Kooperation statt Konfrontation

Ist die Hochkultur der Osterinsel wegen heftiger interner Kriege kollabiert? In den letzten Jahren mehren sich Hinweise, die dagegen sprechen. So auch eine neue Studie, die zeigt, dass es sich um eine sehr partnerschaftliche Gesellschaft gehandelt haben muss.

Die Osterinsel - in der indigenen Sprache Rapa Nui – bietet seit jeher Raum für Spekulationen. Über die Geschichte der einsamen Insel, die mehr als 3.000 Kilometer vom chilenischen Festland entfernt im Pazifik liegt, sind sich Forscher bis heute uneinig. Fest steht, dass die Bevölkerungszahl ab dem 17. Jahrhundert drastisch zurückging und die Einwohner - ebenfalls Rapa Nui genannt - plötzlich aufhörten, ihre Steinfiguren - die Moai - zu bauen und anzubeten. Die möglichen Gründe dafür sind vielfältig: Eine verbreitete Theorie besagt, dass die Zivilisation sich durch ökologische Übernutzung und Stammeskriege quasi selbst ausgelöscht hat.
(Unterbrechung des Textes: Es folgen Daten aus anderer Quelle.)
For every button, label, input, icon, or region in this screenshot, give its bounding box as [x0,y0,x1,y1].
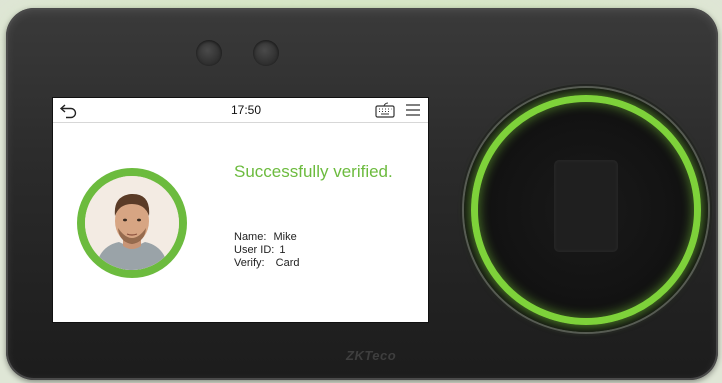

Steinfiguren auf der Osterinsel

Dale Simpson, University of Queensland

Allerdings wird diese Erzählung von neueren Forschungen angezweifelt. Diese machen eine Kombination aus westlichem Einfluss, verminderter Landnutzung, politischen Umbrüchen, von Seefahrern eingeschleppten Krankheiten und Sklaverei verantwortlich. Um besser zu verstehen, wie die Gesellschaft auf der Osterinsel vor der Ankunft westlicher Kolonialisten ausgesehen haben könnte, hat ein Archäologenteam nun versucht, die Steinbauindustrie der Rapa Nui zu rekonstruieren.

Komplexe und kooperative Gesellschaft

„Die Anzahl und Größe der Steinfiguren legen nahe, dass es eine sehr komplexe Gesellschaft war. Die Rapa Nui hatten Chiefs, Priester und Handwerkerzünfte, die fischten, Landwirtschaft betrieben und die fast 1.000 Steinstatuen bauten. Das erfordert ein bestimmtes Maß an soziopolitischer Organisation“, so Autor Dale Simpson von der University of Queensland in einer Aussendung zu der im „Journal of Pacific Archaeology“ publizierten Studie.

Die Archäologen wollten den Prozess hinter dem Bau der Steinstatuen genauer untersuchen und sehen, wie die Werkzeugmacher und die Steinmetze zusammengearbeitet haben könnten. Dazu haben sie die Werkzeuge, mit denen die Steinstatuen gefertigt wurden, geochemisch analysiert.

Die Zusammensetzung weist auf eine durchaus kollaborative Gesellschaft hin, so die Forscher. Denn das Vulkangestein Basalt, aus denen die Werkzeuge bestehen, stammt zum Großteil aus ein und demselben Steinbruch - obwohl es mehrere Steinbrüche gegeben habe, die teilweise näher an den Fundorten der Werkzeuge und Statuen lagen. Dass trotzdem alle Handwerker dasselbe Material verwendet haben, bedeutet, dass sie sich ausgetauscht haben müssen, so Simpson.

Steinfiguren auf der Osterinsel

Dale Simpson, University of Queensland

„Die Steinindustrie ist ein solider Beweis, dass es Kooperation zwischen Familien und Handwerkergruppen gegeben hat“, so Simpson. Ein Schluss, der sich konträr zu den älteren Theorien liest, die von konkurrierenden Anführern und sich bekriegenden Clans berichten.

Die neuen Untersuchungen würden nun einen weiteren Baustein liefern, um diese Theorie von Wettkampf und Kollaps auf der Osterinsel zu korrigieren: „Die Studie zeigt, wie die Menschen interagiert haben und hilft uns, die Theorie zu revidieren“, so Laure Dussubieux vom „Field Museum“ in Chicago, Co-Autorin der Studie.

Dass die Rapa Nui kooperiert haben, bedeutet freilich nicht, dass sie sich nicht auch bekriegt haben können. Aber die Erkenntnisse könnten den Weg für einen differenzierteren Blick auf die Kultur der Osterinsel ebnen, so die Forscherin.